S.A. BANCO SANTANDER TOTTA
[Adresse 8]
[Localité 1] (PORTUGAL)

représentée par Maître Rémi KLEIMAN du PARTNERSHIPS EVERSHEDS Sutherland (France) LLP, avocat au barreau de PARIS, vestiaire #J0014

Décision du 27 Août 2024
9ème chambre 2ème section
N° RG 23/16308 - N° Portalis 352J-W-B7H-C2VZI

MAGISTRAT DE LA MISE EN ÉTAT

Gilles MALFRE, Premier Vice-président adjoint

assisté de Alise CONDAMINE-DUCREUX, Greffière

DÉBATS

À l’audience de plaidoiries sur incident du 04 Juin 2024, avis a été donné aux avocats que l’ordonnance serait rendue par mise à disposition au greffe le 27 Août 2024.

ORDONNANCE

Rendue publiquement par mise à disposition au greffe
Contradictoire
En premier ressort

___________________

Par actes des 10 et 12 octobre 2023, M. [T] a fait assigner la BNP PARIBAS et la BANCO SANTANDER TOTTA devant ce tribunal, afin qu'à titre principal elles soient condamnées in solidum à lui payer la somme de 50 000 euros en réparation de son préjudice matériel, celle de 10 000 euros en réparation de son préjudice moral et de jouissance, outre la somme de 5 000 euros au titre de l’article 700 du code de procédure civile. À titre subsidiaire et infiniment subsidiaire, il entend que la BNP PARIBAS soit condamnée à lui payer la somme de 50 000 euros en réparation de son préjudice matériel, celle de 10 000 euros en réparation de son préjudice moral et de jouissance, outre la somme de 5 000 euros au titre de l’article 700 du code de procédure civile.
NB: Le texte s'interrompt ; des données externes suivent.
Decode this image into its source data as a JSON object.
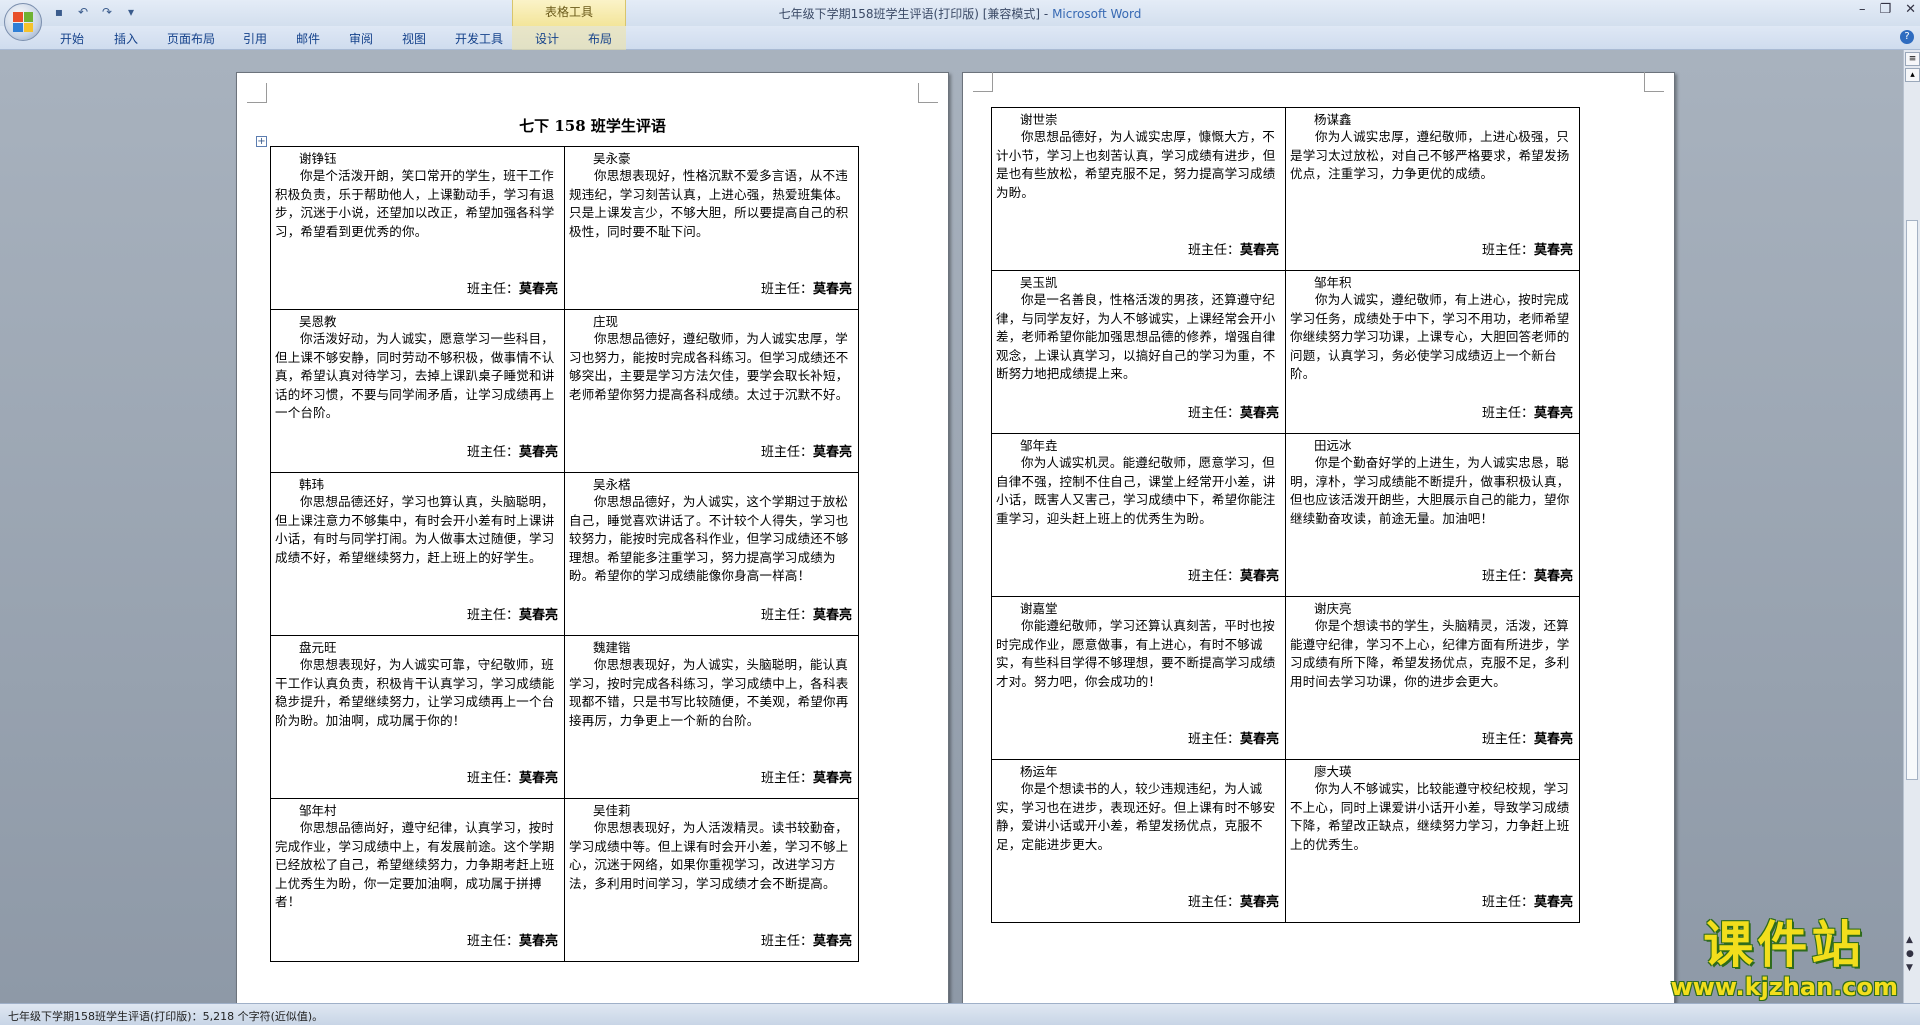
{
  "window": {
    "title": "七年级下学期158班学生评语(打印版) [兼容模式]",
    "app_name": "Microsoft Word",
    "context_tab_group": "表格工具"
  },
  "quick_access": {
    "icons": [
      "save-icon",
      "undo-icon",
      "redo-icon",
      "customize-icon"
    ],
    "save": "▪",
    "undo": "↶",
    "redo": "↷",
    "more": "▾"
  },
  "ribbon": {
    "tabs": [
      "开始",
      "插入",
      "页面布局",
      "引用",
      "邮件",
      "审阅",
      "视图",
      "开发工具",
      "设计",
      "布局"
    ]
  },
  "win_controls": {
    "minimize": "–",
    "restore": "❐",
    "close": "✕"
  },
  "document": {
    "title": "七下 158 班学生评语",
    "sign_label": "班主任：",
    "teacher": "莫春亮"
  },
  "page1": {
    "rows": [
      [
        {
          "name": "谢铮钰",
          "text": "你是个活泼开朗，笑口常开的学生，班干工作积极负责，乐于帮助他人，上课勤动手，学习有退步，沉迷于小说，还望加以改正，希望加强各科学习，希望看到更优秀的你。"
        },
        {
          "name": "吴永豪",
          "text": "你思想表现好，性格沉默不爱多言语，从不违规违纪，学习刻苦认真，上进心强，热爱班集体。只是上课发言少，不够大胆，所以要提高自己的积极性，同时要不耻下问。"
        }
      ],
      [
        {
          "name": "吴恩教",
          "text": "你活泼好动，为人诚实，愿意学习一些科目，但上课不够安静，同时劳动不够积极，做事情不认真，希望认真对待学习，去掉上课趴桌子睡觉和讲话的坏习惯，不要与同学闹矛盾，让学习成绩再上一个台阶。"
        },
        {
          "name": "庄现",
          "text": "你思想品德好，遵纪敬师，为人诚实忠厚，学习也努力，能按时完成各科练习。但学习成绩还不够突出，主要是学习方法欠佳，要学会取长补短，老师希望你努力提高各科成绩。太过于沉默不好。"
        }
      ],
      [
        {
          "name": "韩玮",
          "text": "你思想品德还好，学习也算认真，头脑聪明，但上课注意力不够集中，有时会开小差有时上课讲小话，有时与同学打闹。为人做事太过随便，学习成绩不好，希望继续努力，赶上班上的好学生。"
        },
        {
          "name": "吴永楛",
          "text": "你思想品德好，为人诚实，这个学期过于放松自己，睡觉喜欢讲话了。不计较个人得失，学习也较努力，能按时完成各科作业，但学习成绩还不够理想。希望能多注重学习，努力提高学习成绩为盼。希望你的学习成绩能像你身高一样高！"
        }
      ],
      [
        {
          "name": "盘元旺",
          "text": "你思想表现好，为人诚实可靠，守纪敬师，班干工作认真负责，积极肯干认真学习，学习成绩能稳步提升，希望继续努力，让学习成绩再上一个台阶为盼。加油啊，成功属于你的！"
        },
        {
          "name": "魏建锴",
          "text": "你思想表现好，为人诚实，头脑聪明，能认真学习，按时完成各科练习，学习成绩中上，各科表现都不错，只是书写比较随便，不美观，希望你再接再厉，力争更上一个新的台阶。"
        }
      ],
      [
        {
          "name": "邹年村",
          "text": "你思想品德尚好，遵守纪律，认真学习，按时完成作业，学习成绩中上，有发展前途。这个学期已经放松了自己，希望继续努力，力争期考赶上班上优秀生为盼，你一定要加油啊，成功属于拼搏者！"
        },
        {
          "name": "吴佳莉",
          "text": "你思想表现好，为人活泼精灵。读书较勤奋，学习成绩中等。但上课有时会开小差，学习不够上心，沉迷于网络，如果你重视学习，改进学习方法，多利用时间学习，学习成绩才会不断提高。"
        }
      ]
    ]
  },
  "page2": {
    "rows": [
      [
        {
          "name": "谢世崇",
          "text": "你思想品德好，为人诚实忠厚，慷慨大方，不计小节，学习上也刻苦认真，学习成绩有进步，但是也有些放松，希望克服不足，努力提高学习成绩为盼。"
        },
        {
          "name": "杨谋鑫",
          "text": "你为人诚实忠厚，遵纪敬师，上进心极强，只是学习太过放松，对自己不够严格要求，希望发扬优点，注重学习，力争更优的成绩。"
        }
      ],
      [
        {
          "name": "吴玉凯",
          "text": "你是一名善良，性格活泼的男孩，还算遵守纪律，与同学友好，为人不够诚实，上课经常会开小差，老师希望你能加强思想品德的修养，增强自律观念，上课认真学习，以搞好自己的学习为重，不断努力地把成绩提上来。"
        },
        {
          "name": "邹年积",
          "text": "你为人诚实，遵纪敬师，有上进心，按时完成学习任务，成绩处于中下，学习不用功，老师希望你继续努力学习功课，上课专心，大胆回答老师的问题，认真学习，务必使学习成绩迈上一个新台阶。"
        }
      ],
      [
        {
          "name": "邹年垚",
          "text": "你为人诚实机灵。能遵纪敬师，愿意学习，但自律不强，控制不住自己，课堂上经常开小差，讲小话，既害人又害己，学习成绩中下，希望你能注重学习，迎头赶上班上的优秀生为盼。"
        },
        {
          "name": "田远冰",
          "text": "你是个勤奋好学的上进生，为人诚实忠恳，聪明，淳朴，学习成绩能不断提升，做事积极认真，但也应该活泼开朗些，大胆展示自己的能力，望你继续勤奋攻读，前途无量。加油吧！"
        }
      ],
      [
        {
          "name": "谢嘉堂",
          "text": "你能遵纪敬师，学习还算认真刻苦，平时也按时完成作业，愿意做事，有上进心，有时不够诚实，有些科目学得不够理想，要不断提高学习成绩才对。努力吧，你会成功的！"
        },
        {
          "name": "谢庆亮",
          "text": "你是个想读书的学生，头脑精灵，活泼，还算能遵守纪律，学习不上心，纪律方面有所进步，学习成绩有所下降，希望发扬优点，克服不足，多利用时间去学习功课，你的进步会更大。"
        }
      ],
      [
        {
          "name": "杨运年",
          "text": "你是个想读书的人，较少违规违纪，为人诚实，学习也在进步，表现还好。但上课有时不够安静，爱讲小话或开小差，希望发扬优点，克服不足，定能进步更大。"
        },
        {
          "name": "廖大瑛",
          "text": "你为人不够诚实，比较能遵守校纪校规，学习不上心，同时上课爱讲小话开小差，导致学习成绩下降，希望改正缺点，继续努力学习，力争赶上班上的优秀生。"
        }
      ]
    ]
  },
  "statusbar": {
    "text": "七年级下学期158班学生评语(打印版)：5,218 个字符(近似值)。"
  },
  "watermark": {
    "title": "课件站",
    "url": "www.kjzhan.com"
  },
  "colors": {
    "ribbon_text": "#15428b",
    "context_tab": "#f3e59a",
    "watermark_fill": "#f2de1c"
  }
}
Il expose avoir été contacté par la société AURIS HOLDING, qui lui a proposé d'investir dans des placements financiers, suivant contrats de juin et octobre 2021, ajoutant que cet investissement lui a été présenté comme rentable et sécurisé, devant bénéficier du versement d’intérêts réguliers et importants.

Il précise que c'est dans ces conditions qu'il a versé la somme de 50 000 euros le 10 novembre 2021, via son compte bancaire ouvert dans les livres de la BNP PARIBAS. Il indique que cette somme a été transférée sur un compte bancaire ayant pour IBAN : [XXXXXXXXXX07], ouvert dans les livres de la BANCO SANTANDER TOTTA domiciliée en Portugal et qu'il a été destinataire d'un justificatif d'achat ainsi que de documents récapitulatifs de ses portefeuilles électroniques d'actifs.

M. [T] fait valoir qu'en réalité il a été victime d'une escroquerie, la somme investie ayant été perdue, rappelant avoir, en vain, demandé le retour des fonds virés et mis en demeure les deux banques de le rembourser de la somme en question.
Il souligne que le 6 juillet 2022, il a déposé plainte pour escroquerie auprès du commissariat de [Localité 6] et qu'une enquête est en cours auprès de la juridiction nationale chargée de la lutte contre la criminalité organisée.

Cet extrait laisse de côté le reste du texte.